Namun demikian Sabeth menggarisbawahi, angka Rp2,7 triliun itu hanya angka administratif dan formal. Sementara besaran zakat yang rill lebih besar. “Yang dikelola secara tradisional, yaitu di pesantren, masjid, mushola kampong, dan di yayasan panti asuhan,” tambahnya.
“Saya yakin, angkanya lebih besar dari itu. Mungkin bisa sampai Rp 20 triliunan angka zakat itu.” Dalam catatan FOZ sendiri, dari 20 lembaga pengelola zakat yang menjadi anggotanya, tahun lalu mencapai Rp1,5 triliun.
Lebih lanjut Sabeth mengatakan, pertumbuhan penghimpunan zakat setiap tahunnya, terutama Ramadhan, terus mengalami peningkatan. “Selama ini trennya terus terjaga 20-30 persen setiap tahun,” ungkap pria yang juga ketua Yayasan Pemberdayaan Dompet Dhuafa ini.
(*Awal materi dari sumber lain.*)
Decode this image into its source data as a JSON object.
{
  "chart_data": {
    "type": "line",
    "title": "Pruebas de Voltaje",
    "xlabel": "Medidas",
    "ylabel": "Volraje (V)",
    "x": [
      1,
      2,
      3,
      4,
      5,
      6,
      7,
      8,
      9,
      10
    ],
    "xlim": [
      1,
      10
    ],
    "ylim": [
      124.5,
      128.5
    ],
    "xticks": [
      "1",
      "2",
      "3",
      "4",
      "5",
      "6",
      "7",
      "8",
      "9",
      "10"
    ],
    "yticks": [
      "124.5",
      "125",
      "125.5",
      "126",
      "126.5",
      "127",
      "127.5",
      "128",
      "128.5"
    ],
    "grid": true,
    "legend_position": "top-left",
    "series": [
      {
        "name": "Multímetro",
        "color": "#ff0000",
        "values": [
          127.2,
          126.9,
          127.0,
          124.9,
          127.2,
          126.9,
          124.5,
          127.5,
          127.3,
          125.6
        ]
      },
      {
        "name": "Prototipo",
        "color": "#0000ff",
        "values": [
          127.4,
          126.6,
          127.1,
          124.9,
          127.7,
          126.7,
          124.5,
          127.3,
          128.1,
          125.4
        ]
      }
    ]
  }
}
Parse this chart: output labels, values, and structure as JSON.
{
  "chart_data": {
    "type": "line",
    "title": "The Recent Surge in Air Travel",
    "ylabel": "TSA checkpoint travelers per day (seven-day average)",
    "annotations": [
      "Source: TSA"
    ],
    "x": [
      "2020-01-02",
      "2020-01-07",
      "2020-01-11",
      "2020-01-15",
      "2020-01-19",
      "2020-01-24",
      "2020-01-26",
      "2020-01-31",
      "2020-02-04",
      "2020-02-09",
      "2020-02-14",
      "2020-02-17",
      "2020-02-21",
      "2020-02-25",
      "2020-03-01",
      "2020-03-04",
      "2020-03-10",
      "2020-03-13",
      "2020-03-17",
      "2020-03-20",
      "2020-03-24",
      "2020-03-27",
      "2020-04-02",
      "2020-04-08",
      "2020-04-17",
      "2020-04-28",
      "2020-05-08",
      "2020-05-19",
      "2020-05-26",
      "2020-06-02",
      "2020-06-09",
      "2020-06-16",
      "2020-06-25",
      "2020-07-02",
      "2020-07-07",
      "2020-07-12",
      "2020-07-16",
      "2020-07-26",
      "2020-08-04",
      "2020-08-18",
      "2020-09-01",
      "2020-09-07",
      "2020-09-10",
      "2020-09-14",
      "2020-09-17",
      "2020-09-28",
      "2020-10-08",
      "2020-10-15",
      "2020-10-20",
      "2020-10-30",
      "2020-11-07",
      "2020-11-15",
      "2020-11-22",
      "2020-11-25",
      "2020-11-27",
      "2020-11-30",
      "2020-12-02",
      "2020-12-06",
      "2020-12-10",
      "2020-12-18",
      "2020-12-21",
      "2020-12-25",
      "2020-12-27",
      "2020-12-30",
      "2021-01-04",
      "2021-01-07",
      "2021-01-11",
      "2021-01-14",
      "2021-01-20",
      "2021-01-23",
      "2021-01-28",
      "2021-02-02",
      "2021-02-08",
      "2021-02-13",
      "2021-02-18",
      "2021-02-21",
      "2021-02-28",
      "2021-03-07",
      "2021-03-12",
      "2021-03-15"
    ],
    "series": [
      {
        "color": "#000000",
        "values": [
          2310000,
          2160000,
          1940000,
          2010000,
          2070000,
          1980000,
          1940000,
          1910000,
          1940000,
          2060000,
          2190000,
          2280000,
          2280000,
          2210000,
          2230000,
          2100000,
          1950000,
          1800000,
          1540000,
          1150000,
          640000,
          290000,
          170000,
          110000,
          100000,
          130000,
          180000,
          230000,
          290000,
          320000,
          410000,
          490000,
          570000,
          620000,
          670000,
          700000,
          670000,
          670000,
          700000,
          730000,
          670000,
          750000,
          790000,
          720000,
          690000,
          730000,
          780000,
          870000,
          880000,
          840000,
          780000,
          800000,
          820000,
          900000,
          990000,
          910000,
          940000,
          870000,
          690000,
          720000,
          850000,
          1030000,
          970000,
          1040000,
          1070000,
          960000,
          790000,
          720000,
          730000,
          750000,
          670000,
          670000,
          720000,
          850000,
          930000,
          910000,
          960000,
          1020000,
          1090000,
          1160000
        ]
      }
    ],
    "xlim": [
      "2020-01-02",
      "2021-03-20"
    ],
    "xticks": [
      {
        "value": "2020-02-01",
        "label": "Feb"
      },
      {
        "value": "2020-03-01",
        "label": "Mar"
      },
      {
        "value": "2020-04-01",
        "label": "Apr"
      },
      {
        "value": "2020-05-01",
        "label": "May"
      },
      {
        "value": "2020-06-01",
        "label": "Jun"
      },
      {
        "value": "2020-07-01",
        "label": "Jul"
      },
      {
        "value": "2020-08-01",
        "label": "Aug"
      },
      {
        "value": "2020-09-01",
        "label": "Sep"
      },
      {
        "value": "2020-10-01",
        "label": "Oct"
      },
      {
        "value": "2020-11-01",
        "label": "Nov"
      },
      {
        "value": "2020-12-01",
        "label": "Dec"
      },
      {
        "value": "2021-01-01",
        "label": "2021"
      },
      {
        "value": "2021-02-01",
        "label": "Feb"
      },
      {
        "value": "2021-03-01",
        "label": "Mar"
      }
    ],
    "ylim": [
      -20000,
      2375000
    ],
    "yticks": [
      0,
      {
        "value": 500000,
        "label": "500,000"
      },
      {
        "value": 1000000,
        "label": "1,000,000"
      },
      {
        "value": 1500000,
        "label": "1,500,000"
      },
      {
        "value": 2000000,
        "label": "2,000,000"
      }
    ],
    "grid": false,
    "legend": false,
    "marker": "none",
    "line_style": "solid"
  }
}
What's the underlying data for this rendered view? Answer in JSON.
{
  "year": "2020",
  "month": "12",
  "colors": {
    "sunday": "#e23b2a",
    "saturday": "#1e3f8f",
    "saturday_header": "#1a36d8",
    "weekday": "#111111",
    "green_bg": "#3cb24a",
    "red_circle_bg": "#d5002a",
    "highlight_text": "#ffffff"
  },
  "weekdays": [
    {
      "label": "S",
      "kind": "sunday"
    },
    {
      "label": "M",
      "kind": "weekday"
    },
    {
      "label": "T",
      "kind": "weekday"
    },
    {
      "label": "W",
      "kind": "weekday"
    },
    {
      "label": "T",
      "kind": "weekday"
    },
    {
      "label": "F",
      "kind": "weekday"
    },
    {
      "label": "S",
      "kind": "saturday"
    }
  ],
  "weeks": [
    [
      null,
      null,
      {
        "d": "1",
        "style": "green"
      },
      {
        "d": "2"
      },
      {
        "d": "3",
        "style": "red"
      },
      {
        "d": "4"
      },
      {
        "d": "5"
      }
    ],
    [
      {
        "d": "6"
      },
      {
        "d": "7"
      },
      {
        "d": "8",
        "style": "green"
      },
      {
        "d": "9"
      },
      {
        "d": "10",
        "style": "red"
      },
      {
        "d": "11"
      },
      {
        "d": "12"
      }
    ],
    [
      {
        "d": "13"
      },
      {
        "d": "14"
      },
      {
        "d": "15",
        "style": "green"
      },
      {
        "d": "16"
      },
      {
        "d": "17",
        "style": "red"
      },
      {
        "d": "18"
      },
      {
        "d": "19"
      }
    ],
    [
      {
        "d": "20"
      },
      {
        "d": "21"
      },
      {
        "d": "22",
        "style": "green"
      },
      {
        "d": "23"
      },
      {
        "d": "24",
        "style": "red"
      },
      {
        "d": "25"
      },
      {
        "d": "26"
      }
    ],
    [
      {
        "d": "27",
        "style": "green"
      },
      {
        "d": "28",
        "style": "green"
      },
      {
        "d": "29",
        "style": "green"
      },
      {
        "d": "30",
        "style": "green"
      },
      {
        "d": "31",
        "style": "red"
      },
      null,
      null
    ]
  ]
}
Peningkatan ini menurut Sabeth seiring dengan pertumbuhan kelas menengah muslim di Indonesia. Berdasarkan sensus penduduk tahun BPS tahun 2010, umat Islam Indonesia mencapai 88,2 persen dari total penduduk yang mencapai 240 juta. “Lebih dari separuh kaum Muslimin Indonesia dapat diasumsikan termasuk ke dalam kelas menengah yang mencapai sekitar 152 juta jiwa,” jelas Sabeth.
Senada dengan itu, Ketua Umum FOZ, Nur Effendi menilai perubahan gaya hidup kelas menengah Muslim di Indonesia menjadi peluang yang sangat besar. Kelas menengah Indonesia saat ini memiliki kedekatan baru kepada Islam, tidak hanya memunculkan ”gaya hidup baru” sebagai Muslim, seperti pergi haji dan umrah plus ziarah rohani dalam jumlah sangat besar, dan juga pemakaian jilbab/hijab, tetapi juga dalam pemberian dana filantropi.
“Jika sebelumnya banyak umat Islam membayar zakat dengan tunai dan langsung, sekarang sudah banyak yang menggunakan transfer, menggunakan gadget dan membuka web lembaga zakat,” terang Nur yang juga CEO Rumah Zakat.
Peningkatan dana filantropi Islam dalam dua dasawarsa terakhir mendorong tumbuhnya berbagai lembaga amil zakat, baik bersifat semi-pemerintah, bagian dari ormas Islam, ataupun berdiri sendiri jadi semacam LSM. Berkat peningkatan dana filantropi, dana ZIS disalurkan tidak hanya di dalam negeri, tetapi juga di luar negeri, seperti membantu bangsa Palestina—termasuk membangun rumah sakit di Gaza—dan terakhir etnis Rohingya di Myanmar.